Date: 2006-11-17 02:23 pm (UTC)
From: [identity profile] murphstein.livejournal.com
I hope you'll share it with us once it's typed up!
siderea: (Default)
From: [personal profile] siderea
I was doing research for school, and tripped over the paper "Speaking to the Dead: Cemetery Prayer in Medieval and Early Modern Jewry." If you want me to mail you a copy, let me know. It's 944K, so I'll do it from work, rather than here at home over the 56k modem.

Here's the abstract:
Probes the history of the practice of visiting graves for purposes of prayer among the Ashkenazic and Sephardic strains of Judaism. Controversy over intercessionary prayer to the dead; Legend of Caleb, the spy sent by Moses into the land of Canaan; Caleb's alleged prostration before the Tomb of Patriarchs to ask their intercession; Likening of Rabbanite prayers at graves to acts of idolatry.

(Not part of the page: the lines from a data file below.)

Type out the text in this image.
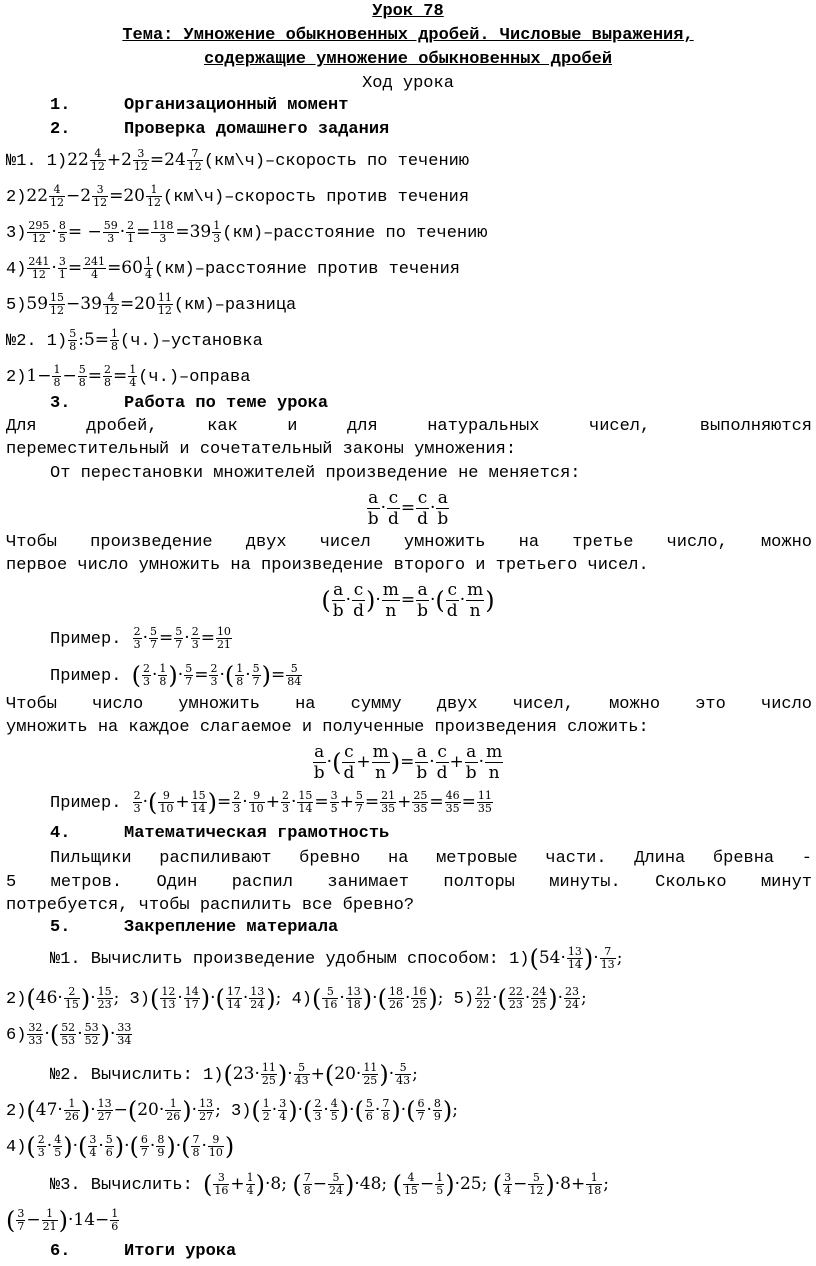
Урок 78
Тема: Умножение обыкновенных дробей. Числовые выражения,
содержащие умножение обыкновенных дробей
Ход урока
1.	Организационный момент
2.	Проверка домашнего задания
№1. $1)22 \frac{4}{12} +2 \frac{3}{12} =24 \frac{7}{12}$ (км\ч)–скорость по течению
$2)22 \frac{4}{12} -2 \frac{3}{12} =20 \frac{1}{12}$ (км\ч)–скорость против течения
$3) \frac{295}{12} \cdot \frac{8}{5}$ = − $\frac{59}{3} \cdot \frac{2}{1} = \frac{118}{3} =39 \frac{1}{3}$ (км)–расстояние по течению
$4) \frac{241}{12} \cdot \frac{3}{1} = \frac{241}{4} =60 \frac{1}{4}$ (км)–расстояние против течения
$5)59 \frac{15}{12} -39 \frac{4}{12} =20 \frac{11}{12}$ (км)–разница
№2. $1) \frac{5}{8}$ :5= $\frac{1}{8}$ (ч.)–установка
$2)1- \frac{1}{8} - \frac{5}{8} = \frac{2}{8} = \frac{1}{4}$ (ч.)–оправа
3.	Работа по теме урока
Для дробей, как и для натуральных чисел, выполняются
переместительный и сочетательный законы умножения:
От перестановки множителей произведение не меняется:
$\frac{a}{b} \cdot \frac{c}{d} = \frac{c}{d} \cdot \frac{a}{b}$
Чтобы произведение двух чисел умножить на третье число, можно
первое число умножить на произведение второго и третьего чисел.
( $\frac{a}{b} \cdot \frac{c}{d}$ )· $\frac{m}{n} = \frac{a}{b}$ ·( $\frac{c}{d} \cdot \frac{m}{n}$ )
Пример. $\frac{2}{3} \cdot \frac{5}{7} = \frac{5}{7} \cdot \frac{2}{3} = \frac{10}{21}$
Пример. ( $\frac{2}{3} \cdot \frac{1}{8}$ )· $\frac{5}{7} = \frac{2}{3}$ ·( $\frac{1}{8} \cdot \frac{5}{7}$ )= $\frac{5}{84}$
Чтобы число умножить на сумму двух чисел, можно это число
умножить на каждое слагаемое и полученные произведения сложить:
$\frac{a}{b}$ ·( $\frac{c}{d} + \frac{m}{n}$ )= $\frac{a}{b} \cdot \frac{c}{d} + \frac{a}{b} \cdot \frac{m}{n}$
Пример. $\frac{2}{3}$ ·( $\frac{9}{10} + \frac{15}{14}$ )= $\frac{2}{3} \cdot \frac{9}{10} + \frac{2}{3} \cdot \frac{15}{14} = \frac{3}{5} + \frac{5}{7} = \frac{21}{35} + \frac{25}{35} = \frac{46}{35} = \frac{11}{35}$
4.	Математическая грамотность
Пильщики распиливают бревно на метровые части. Длина бревна -
5 метров. Один распил занимает полторы минуты. Сколько минут
потребуется, чтобы распилить все бревно?
5.	Закрепление материала
№1. Вычислить произведение удобным способом: $1)(54\cdot \frac{13}{14}$ )· $\frac{7}{13}$ ;
$2)(46\cdot \frac{2}{15}$ )· $\frac{15}{23}$ ; $3)( \frac{12}{13} \cdot \frac{14}{17}$ )·( $\frac{17}{14} \cdot \frac{13}{24}$ ); $4)( \frac{5}{16} \cdot \frac{13}{18}$ )·( $\frac{18}{26} \cdot \frac{16}{25}$ ); $5) \frac{21}{22}$ ·( $\frac{22}{23} \cdot \frac{24}{25}$ )· $\frac{23}{24}$ ;
$6) \frac{32}{33}$ ·( $\frac{52}{53} \cdot \frac{53}{52}$ )· $\frac{33}{34}$
№2. Вычислить: $1)(23\cdot \frac{11}{25}$ )· $\frac{5}{43} +(20\cdot \frac{11}{25}$ )· $\frac{5}{43}$ ;
$2)(47\cdot \frac{1}{26}$ )· $\frac{13}{27} -(20\cdot \frac{1}{26}$ )· $\frac{13}{27}$ ; $3)( \frac{1}{2} \cdot \frac{3}{4}$ )·( $\frac{2}{3} \cdot \frac{4}{5}$ )·( $\frac{5}{6} \cdot \frac{7}{8}$ )·( $\frac{6}{7} \cdot \frac{8}{9}$ );
$4)( \frac{2}{3} \cdot \frac{4}{5}$ )·( $\frac{3}{4} \cdot \frac{5}{6}$ )·( $\frac{6}{7} \cdot \frac{8}{9}$ )·( $\frac{7}{8} \cdot \frac{9}{10}$ )
№3. Вычислить: ( $\frac{3}{16} + \frac{1}{4} )\cdot 8$; ( $\frac{7}{8} - \frac{5}{24} )\cdot 48$; ( $\frac{4}{15} - \frac{1}{5} )\cdot 25$; ( $\frac{3}{4} - \frac{5}{12} )\cdot 8+ \frac{1}{18}$ ;
( $\frac{3}{7} - \frac{1}{21} )\cdot 14- \frac{1}{6}$
6.	Итоги урока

Elliott Horowitz, Journal of Jewish Thought & Philosophy (Routledge); Jul99, Vol. 8 Issue 2, p303, 15p.
From: [identity profile] chaos-wrangler.livejournal.com
[Without looking it up, so details may be off]

I think that one's based on the text using the singular form of a verb in the context of the 12 spies going to Chevron, from which the midrash figures that only 1 of them went there, etc.